Размер шрифта
-
+

О боли, горе и смерти - стр. 9

Итак, когда мы оплакиваем смерть наших близких, то не потому ли прежде всего, что думаем: «У них отняты все блага жизни?» Не будь этой мысли, мы бы и не плакали. Здесь ведь никто не горюет о собственном несчастье – разве что испытывает боль и тоску, – а все это горестное стенание и плач поднимаются оттого лишь, что мы уверены: тот, кого мы любим, лишается благ жизни и сам это чувствует. И уверенность эта в нас – от природы, а рассудок и наука тут ни при чем.

XIV. (31) Но самый лучший довод – это безмолвное свидетельство самой природы о бессмертии души: забота, и немалая забота каждого из нас о том, что будет после его смерти. Когда в «Сверстниках» герой говорит: «Для будущих времен он садит саженцы», то разве он не имеет в виду, что будущие времена прямо его касаются? Здесь рачительный земледелец насаждает деревья, плодов которых он не увидит, а великий человек разве не насаждает свои законы, уставы, государственные порядки? Рождать детей, продолжать свой род, усыновлять наследников, заботиться о завещаниях, на самих могилах ставить памятники и похвальные надписи – не означает ли это заботы о будущем? (32) Но что говорить? Несомненно ведь, что каждый должен брать пример с лучших образцов своей породы, – а какой образец лучше, чем те, кто отроду посвятил себя помощи людям, заботе о людях, спасению людей? Да, Геркулес взошел к богам; но никогда бы он не взошел к богам, если бы не проложил туда дорогу в бытность свою меж людьми. XV. Пример этот древний, освященный общею верой; а что сказать о стольких великих мужах нашего отечества, отдавших за него свою жизнь? Разве могли они считать, что конец их жизни – это и конец их доброму имени? Никто никогда не пойдет на смерть за родину без немалой надежды на бессмертие. (33) И Фемистокл мог бы прожить свою жизнь бестревожно, и Эпаминонд, а коли взять пример поближе и поновее, то даже и я; но в сознании людском неким образом живет какое-то предчувствие будущих веков, и чем больше дар, чем выше дух, тем тверже оно держится, тем нагляднее предстает глазам.
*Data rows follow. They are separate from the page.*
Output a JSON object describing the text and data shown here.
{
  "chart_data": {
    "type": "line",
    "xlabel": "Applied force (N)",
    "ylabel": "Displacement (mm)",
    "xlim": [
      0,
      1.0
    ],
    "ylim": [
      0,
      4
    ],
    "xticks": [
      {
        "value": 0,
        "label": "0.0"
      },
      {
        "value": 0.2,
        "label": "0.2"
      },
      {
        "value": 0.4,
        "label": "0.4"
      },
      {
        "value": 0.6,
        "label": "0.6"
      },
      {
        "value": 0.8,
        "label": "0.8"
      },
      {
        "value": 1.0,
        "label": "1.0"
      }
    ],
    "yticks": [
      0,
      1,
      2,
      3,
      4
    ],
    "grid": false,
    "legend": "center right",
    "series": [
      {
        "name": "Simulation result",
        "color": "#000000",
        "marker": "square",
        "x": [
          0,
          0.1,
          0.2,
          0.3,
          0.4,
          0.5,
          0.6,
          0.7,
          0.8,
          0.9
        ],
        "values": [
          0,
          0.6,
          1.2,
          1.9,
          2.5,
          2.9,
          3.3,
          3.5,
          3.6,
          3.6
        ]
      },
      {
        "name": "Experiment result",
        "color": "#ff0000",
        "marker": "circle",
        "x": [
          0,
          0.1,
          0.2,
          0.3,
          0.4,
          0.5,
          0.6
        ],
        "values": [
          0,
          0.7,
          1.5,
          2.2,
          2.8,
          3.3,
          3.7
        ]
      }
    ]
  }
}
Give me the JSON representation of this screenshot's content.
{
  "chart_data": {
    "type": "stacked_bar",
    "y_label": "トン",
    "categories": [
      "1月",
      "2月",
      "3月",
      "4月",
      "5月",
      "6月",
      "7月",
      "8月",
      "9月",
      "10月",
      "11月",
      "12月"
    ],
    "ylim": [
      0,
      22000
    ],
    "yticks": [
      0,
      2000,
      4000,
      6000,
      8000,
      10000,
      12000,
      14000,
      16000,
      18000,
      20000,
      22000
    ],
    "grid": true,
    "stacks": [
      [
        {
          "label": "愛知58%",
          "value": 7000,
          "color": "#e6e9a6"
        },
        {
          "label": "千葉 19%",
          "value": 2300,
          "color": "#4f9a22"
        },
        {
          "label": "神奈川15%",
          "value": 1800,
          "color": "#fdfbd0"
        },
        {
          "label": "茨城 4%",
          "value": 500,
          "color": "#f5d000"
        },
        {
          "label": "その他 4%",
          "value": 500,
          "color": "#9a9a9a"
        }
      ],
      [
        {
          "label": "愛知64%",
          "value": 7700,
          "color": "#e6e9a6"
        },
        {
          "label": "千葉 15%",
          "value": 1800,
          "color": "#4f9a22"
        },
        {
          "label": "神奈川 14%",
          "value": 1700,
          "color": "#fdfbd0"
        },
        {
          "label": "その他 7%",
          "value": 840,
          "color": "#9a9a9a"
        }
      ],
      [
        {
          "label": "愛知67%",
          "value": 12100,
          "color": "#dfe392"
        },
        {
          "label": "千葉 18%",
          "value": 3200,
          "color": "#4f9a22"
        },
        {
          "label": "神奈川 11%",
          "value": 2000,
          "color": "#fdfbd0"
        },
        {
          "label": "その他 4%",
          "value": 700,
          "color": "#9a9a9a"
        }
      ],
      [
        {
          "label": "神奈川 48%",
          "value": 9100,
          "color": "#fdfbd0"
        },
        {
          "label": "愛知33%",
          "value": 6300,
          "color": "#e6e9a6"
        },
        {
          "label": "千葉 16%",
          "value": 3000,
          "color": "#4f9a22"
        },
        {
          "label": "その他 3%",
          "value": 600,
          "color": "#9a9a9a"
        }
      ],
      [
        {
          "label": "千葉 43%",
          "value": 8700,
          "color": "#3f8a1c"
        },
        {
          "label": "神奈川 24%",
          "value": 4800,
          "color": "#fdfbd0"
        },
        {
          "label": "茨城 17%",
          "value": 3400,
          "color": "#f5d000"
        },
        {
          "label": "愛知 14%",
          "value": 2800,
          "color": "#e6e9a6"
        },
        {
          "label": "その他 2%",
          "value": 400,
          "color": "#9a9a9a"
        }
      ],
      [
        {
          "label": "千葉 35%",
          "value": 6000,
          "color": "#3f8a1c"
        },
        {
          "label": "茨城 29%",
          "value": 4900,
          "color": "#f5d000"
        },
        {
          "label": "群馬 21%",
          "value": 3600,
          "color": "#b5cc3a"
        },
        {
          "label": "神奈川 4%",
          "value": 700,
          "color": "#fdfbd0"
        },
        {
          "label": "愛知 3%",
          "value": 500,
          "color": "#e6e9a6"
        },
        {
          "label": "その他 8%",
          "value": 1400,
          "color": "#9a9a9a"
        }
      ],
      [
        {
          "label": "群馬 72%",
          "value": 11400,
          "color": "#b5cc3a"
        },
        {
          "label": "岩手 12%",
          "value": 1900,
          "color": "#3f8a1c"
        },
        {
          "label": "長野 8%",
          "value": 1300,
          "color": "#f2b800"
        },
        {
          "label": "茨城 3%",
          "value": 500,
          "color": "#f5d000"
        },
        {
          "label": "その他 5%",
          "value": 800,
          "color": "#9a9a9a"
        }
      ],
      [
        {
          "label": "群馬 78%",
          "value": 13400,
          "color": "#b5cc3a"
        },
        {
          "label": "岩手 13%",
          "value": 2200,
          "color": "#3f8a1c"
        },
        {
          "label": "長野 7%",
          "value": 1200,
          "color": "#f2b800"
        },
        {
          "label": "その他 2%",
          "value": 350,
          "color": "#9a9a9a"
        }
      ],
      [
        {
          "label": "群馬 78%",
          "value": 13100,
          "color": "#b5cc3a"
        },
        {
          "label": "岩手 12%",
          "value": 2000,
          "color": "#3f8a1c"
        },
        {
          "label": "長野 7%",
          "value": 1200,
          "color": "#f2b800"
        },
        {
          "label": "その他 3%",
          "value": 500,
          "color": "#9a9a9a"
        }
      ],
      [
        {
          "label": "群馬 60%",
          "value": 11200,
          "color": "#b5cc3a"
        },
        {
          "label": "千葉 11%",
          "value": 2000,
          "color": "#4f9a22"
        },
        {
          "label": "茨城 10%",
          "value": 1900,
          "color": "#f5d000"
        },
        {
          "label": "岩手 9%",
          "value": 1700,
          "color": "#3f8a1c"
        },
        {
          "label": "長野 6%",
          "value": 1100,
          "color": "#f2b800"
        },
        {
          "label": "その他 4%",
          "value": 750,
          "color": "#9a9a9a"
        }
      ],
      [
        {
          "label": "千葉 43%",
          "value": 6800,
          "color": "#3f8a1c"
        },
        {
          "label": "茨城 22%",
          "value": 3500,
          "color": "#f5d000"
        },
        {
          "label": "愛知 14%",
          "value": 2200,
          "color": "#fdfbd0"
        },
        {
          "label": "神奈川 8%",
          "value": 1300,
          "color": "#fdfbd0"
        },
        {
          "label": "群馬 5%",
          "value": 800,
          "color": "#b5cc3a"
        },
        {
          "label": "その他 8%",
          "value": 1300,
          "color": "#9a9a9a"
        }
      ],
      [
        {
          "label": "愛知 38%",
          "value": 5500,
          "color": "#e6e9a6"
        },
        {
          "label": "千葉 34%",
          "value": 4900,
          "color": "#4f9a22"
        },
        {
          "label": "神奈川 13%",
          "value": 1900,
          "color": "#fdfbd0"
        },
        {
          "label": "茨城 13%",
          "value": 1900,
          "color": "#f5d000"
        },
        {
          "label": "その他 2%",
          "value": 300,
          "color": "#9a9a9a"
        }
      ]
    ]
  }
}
Не будь это так, кто бы в здравом уме стал подвергать себя вечным трудам и опасностям? (34) Я говорю о вождях государства – но разве не мечтают о посмертной славе и поэты? Откуда тогда такие стихи:

Граждане, киньте свой взгляд на старого Энния облик —
Облик того, кто воспел ваших деянья отцов…

Энний требует славы как награды от тех, чьих отцов он прославил сам:

Пусть не оплачут меня погребальные вопли и стоны —
Незачем! Я ведь живой буду у всех на устах.

И не только поэты – даже мастера, и те ищут посмертной славы. Иначе зачем Фидий, не имея права подписать свое имя на щите Минервы, вставил в этот щит лицо, похожее на свое? А наши философы? Сочиняя книги о презрении к славе, ни один не забывает надписать на них свое имя. (35) Поистине, если общее согласие есть голос природы и если все и всюду согласны в чем-то относительно усопших, то должны согласиться с этим и мы; и если мы считаем, что природа вещей виднее всего тем, кто сам душою превосходит других по своей природе, то есть по дарованиям и добродетелям, а чем лучше человек, тем он более служит потомству, то весьма правдоподобно, что к некоторым вещам в человеке сохраняется чувство и после смерти.